Telefonica’s leadership changes have favoured the company’s stock price. On Wednesday, for the second day in a row, the share price outperformed the Ibex, closing just over the 10 euros level.
Investors are pleased about the continuity in the company’s strategy, as well as its clear bet on new technologies. But they are taking positions in the stock mainly because it’s cheap.
Of the analysts consulted by Bloomberg, 52% recommend a “buy” on Telefonica, while 25% recommend a “hold” and only 23% a “sell.” The market consensus target price is 11.6 euros, which implies a revaluation potential of nearly 15% from the current share price.
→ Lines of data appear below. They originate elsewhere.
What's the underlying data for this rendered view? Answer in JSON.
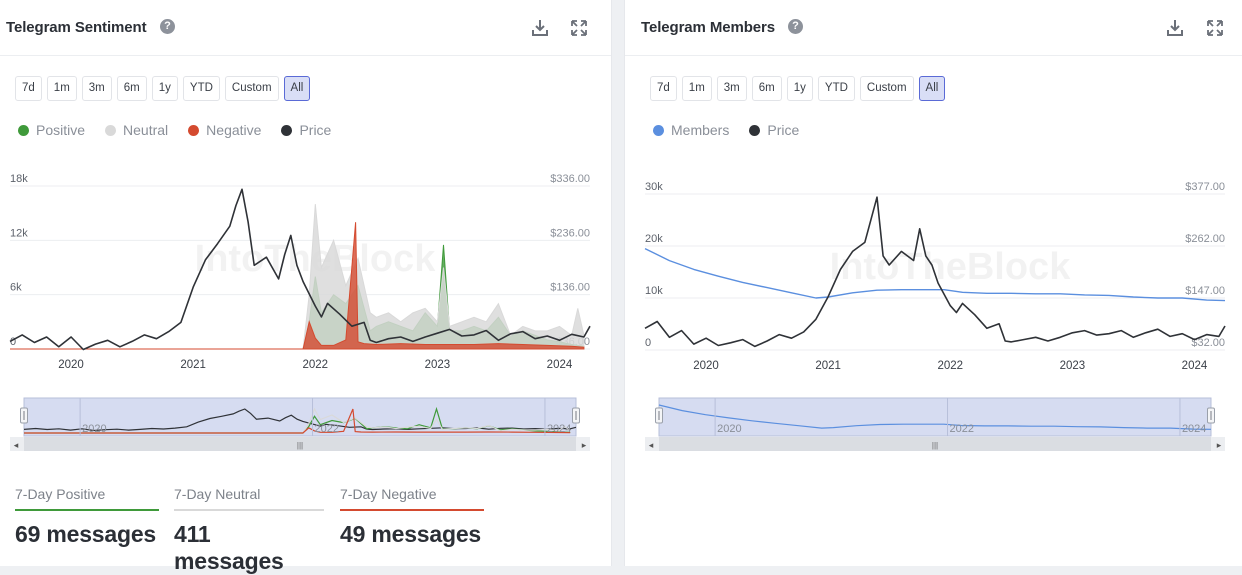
{
  "left_panel": {
    "title": "Telegram Sentiment",
    "help": "?",
    "ranges": [
      "7d",
      "1m",
      "3m",
      "6m",
      "1y",
      "YTD",
      "Custom",
      "All"
    ],
    "active_range": "All",
    "legend": [
      {
        "label": "Positive",
        "color": "#3f9a3a"
      },
      {
        "label": "Neutral",
        "color": "#d9d9d9"
      },
      {
        "label": "Negative",
        "color": "#d44a2f"
      },
      {
        "label": "Price",
        "color": "#2f3237"
      }
    ],
    "watermark": "IntoTheBlock",
    "nav_labels": [
      "2020",
      "2022",
      "2024"
    ],
    "stats": [
      {
        "label": "7-Day Positive",
        "value": "69 messages",
        "color": "#3f9a3a"
      },
      {
        "label": "7-Day Neutral",
        "value": "411 messages",
        "color": "#d9d9d9"
      },
      {
        "label": "7-Day Negative",
        "value": "49 messages",
        "color": "#d44a2f"
      }
    ]
  },
  "right_panel": {
    "title": "Telegram Members",
    "help": "?",
    "ranges": [
      "7d",
      "1m",
      "3m",
      "6m",
      "1y",
      "YTD",
      "Custom",
      "All"
    ],
    "active_range": "All",
    "legend": [
      {
        "label": "Members",
        "color": "#5b8fdf"
      },
      {
        "label": "Price",
        "color": "#2f3237"
      }
    ],
    "watermark": "IntoTheBlock",
    "nav_labels": [
      "2020",
      "2022",
      "2024"
    ]
  },
  "chart_data": [
    {
      "type": "area",
      "title": "Telegram Sentiment",
      "x_range": [
        2019.5,
        2024.25
      ],
      "x_ticks": [
        "2020",
        "2021",
        "2022",
        "2023",
        "2024"
      ],
      "y_left_ticks": [
        "0",
        "6k",
        "12k",
        "18k"
      ],
      "y_left_range": [
        0,
        18000
      ],
      "y_right_ticks": [
        "$36.00",
        "$136.00",
        "$236.00",
        "$336.00"
      ],
      "y_right_range": [
        36,
        336
      ],
      "series": [
        {
          "name": "Price",
          "axis": "right",
          "color": "#2f3237",
          "x": [
            2019.5,
            2019.6,
            2019.7,
            2019.8,
            2019.9,
            2020.0,
            2020.1,
            2020.2,
            2020.3,
            2020.4,
            2020.5,
            2020.6,
            2020.7,
            2020.8,
            2020.9,
            2021.0,
            2021.1,
            2021.2,
            2021.3,
            2021.35,
            2021.4,
            2021.45,
            2021.5,
            2021.6,
            2021.7,
            2021.75,
            2021.8,
            2021.85,
            2021.9,
            2022.0,
            2022.05,
            2022.1,
            2022.2,
            2022.3,
            2022.4,
            2022.45,
            2022.5,
            2022.6,
            2022.7,
            2022.8,
            2022.9,
            2023.0,
            2023.1,
            2023.2,
            2023.3,
            2023.4,
            2023.5,
            2023.6,
            2023.7,
            2023.8,
            2023.9,
            2024.0,
            2024.1,
            2024.2,
            2024.25
          ],
          "values": [
            50,
            62,
            48,
            58,
            40,
            58,
            35,
            45,
            52,
            40,
            50,
            62,
            55,
            68,
            85,
            150,
            200,
            230,
            262,
            300,
            330,
            270,
            190,
            205,
            165,
            210,
            245,
            190,
            160,
            115,
            95,
            120,
            100,
            78,
            85,
            52,
            48,
            55,
            58,
            50,
            58,
            65,
            72,
            60,
            62,
            70,
            52,
            64,
            68,
            55,
            60,
            52,
            63,
            58,
            78
          ]
        },
        {
          "name": "Positive",
          "axis": "left",
          "color": "#3f9a3a",
          "x": [
            2019.5,
            2021.9,
            2021.95,
            2022.0,
            2022.05,
            2022.15,
            2022.25,
            2022.35,
            2022.45,
            2022.5,
            2022.6,
            2022.7,
            2022.8,
            2022.9,
            2023.0,
            2023.05,
            2023.1,
            2023.2,
            2023.3,
            2023.4,
            2023.5,
            2023.6,
            2023.7,
            2023.8,
            2023.9,
            2024.0,
            2024.1,
            2024.2
          ],
          "values": [
            0,
            0,
            3000,
            8000,
            4000,
            6000,
            5000,
            7000,
            2000,
            2500,
            3000,
            2500,
            2000,
            4000,
            2500,
            11500,
            2000,
            2000,
            2500,
            2000,
            3500,
            1500,
            2000,
            1500,
            1000,
            800,
            500,
            300
          ]
        },
        {
          "name": "Neutral",
          "axis": "left",
          "color": "#d9d9d9",
          "x": [
            2019.5,
            2021.9,
            2021.95,
            2022.0,
            2022.05,
            2022.15,
            2022.25,
            2022.35,
            2022.45,
            2022.5,
            2022.6,
            2022.7,
            2022.8,
            2022.9,
            2023.0,
            2023.05,
            2023.1,
            2023.2,
            2023.3,
            2023.4,
            2023.5,
            2023.6,
            2023.7,
            2023.8,
            2023.9,
            2024.0,
            2024.1,
            2024.15,
            2024.2
          ],
          "values": [
            0,
            0,
            6000,
            16000,
            9000,
            12000,
            7000,
            10000,
            4000,
            3500,
            4000,
            3000,
            4000,
            4500,
            3000,
            9000,
            2500,
            3000,
            3500,
            3000,
            5000,
            1500,
            2500,
            2000,
            2000,
            2500,
            1500,
            4500,
            1500
          ]
        },
        {
          "name": "Negative",
          "axis": "left",
          "color": "#d44a2f",
          "x": [
            2019.5,
            2021.9,
            2021.95,
            2022.0,
            2022.05,
            2022.15,
            2022.25,
            2022.33,
            2022.35,
            2022.4,
            2022.5,
            2022.7,
            2022.9,
            2023.1,
            2023.3,
            2023.5,
            2023.7,
            2023.9,
            2024.1,
            2024.2
          ],
          "values": [
            0,
            0,
            3000,
            1200,
            400,
            400,
            1000,
            14000,
            800,
            600,
            500,
            600,
            500,
            500,
            500,
            600,
            500,
            400,
            300,
            200
          ]
        }
      ]
    },
    {
      "type": "line",
      "title": "Telegram Members",
      "x_range": [
        2019.5,
        2024.25
      ],
      "x_ticks": [
        "2020",
        "2021",
        "2022",
        "2023",
        "2024"
      ],
      "y_left_ticks": [
        "0",
        "10k",
        "20k",
        "30k"
      ],
      "y_left_range": [
        0,
        30000
      ],
      "y_right_ticks": [
        "$32.00",
        "$147.00",
        "$262.00",
        "$377.00"
      ],
      "y_right_range": [
        32,
        377
      ],
      "series": [
        {
          "name": "Members",
          "axis": "left",
          "color": "#5b8fdf",
          "x": [
            2019.5,
            2019.7,
            2019.9,
            2020.1,
            2020.3,
            2020.5,
            2020.7,
            2020.9,
            2021.0,
            2021.2,
            2021.4,
            2021.6,
            2021.8,
            2021.95,
            2022.1,
            2022.3,
            2022.5,
            2022.7,
            2022.9,
            2023.1,
            2023.3,
            2023.5,
            2023.7,
            2023.9,
            2024.1,
            2024.25
          ],
          "values": [
            19500,
            17200,
            15500,
            14200,
            13000,
            12000,
            11000,
            10000,
            10200,
            11000,
            11500,
            11600,
            11600,
            11600,
            11100,
            10900,
            10900,
            10800,
            10800,
            10600,
            10500,
            10200,
            10000,
            10000,
            9600,
            9500
          ]
        },
        {
          "name": "Price",
          "axis": "right",
          "color": "#2f3237",
          "x": [
            2019.5,
            2019.6,
            2019.7,
            2019.8,
            2019.9,
            2020.0,
            2020.1,
            2020.2,
            2020.3,
            2020.4,
            2020.5,
            2020.6,
            2020.7,
            2020.8,
            2020.9,
            2021.0,
            2021.1,
            2021.2,
            2021.3,
            2021.35,
            2021.4,
            2021.45,
            2021.5,
            2021.6,
            2021.7,
            2021.75,
            2021.8,
            2021.85,
            2021.9,
            2022.0,
            2022.05,
            2022.1,
            2022.2,
            2022.3,
            2022.4,
            2022.45,
            2022.5,
            2022.6,
            2022.7,
            2022.8,
            2022.9,
            2023.0,
            2023.1,
            2023.2,
            2023.3,
            2023.4,
            2023.5,
            2023.6,
            2023.7,
            2023.8,
            2023.9,
            2024.0,
            2024.1,
            2024.2,
            2024.25
          ],
          "values": [
            80,
            95,
            60,
            75,
            45,
            58,
            42,
            48,
            55,
            40,
            52,
            66,
            58,
            72,
            100,
            150,
            210,
            250,
            270,
            320,
            370,
            240,
            220,
            250,
            230,
            300,
            240,
            220,
            180,
            130,
            115,
            135,
            110,
            80,
            90,
            52,
            50,
            55,
            60,
            52,
            60,
            70,
            75,
            65,
            68,
            75,
            60,
            70,
            78,
            62,
            68,
            55,
            66,
            62,
            85
          ]
        }
      ]
    }
  ]
}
Telefonica’s high dividend is also attractive for investors. What we don’t know is how long this payment will be maintained. Most of the international experts consulted bet this dividend will be reduced. Alierta has promised, however, that it would be maintained for at least five years. It implies an annual payment of 3.7 billion euros and an over 7.6% yield, the highest in Europe.
The next dividend of 0.40 euros gross per share is expected mid-May. But the cash payment will depend on the decision taken by the European Competition Authorities in the next few weeks with respect to the sale of Telefonica’s UK subsidiary O2 to Hutchison Whampoa. If the deal is not approved, analysts believe the cash dividend payment will be suspended. Furthermore, the company’s rating could be downgraded as it will be unable to cut its debt pile.
Telefonica also has other pending challenges like strengthening it position in LatAm in order to maintain its market share in the region, which accounts for 56% of group sales. Brazil alone accounts for 28% of sales and its current political situation is hampering the country’s economic recovery.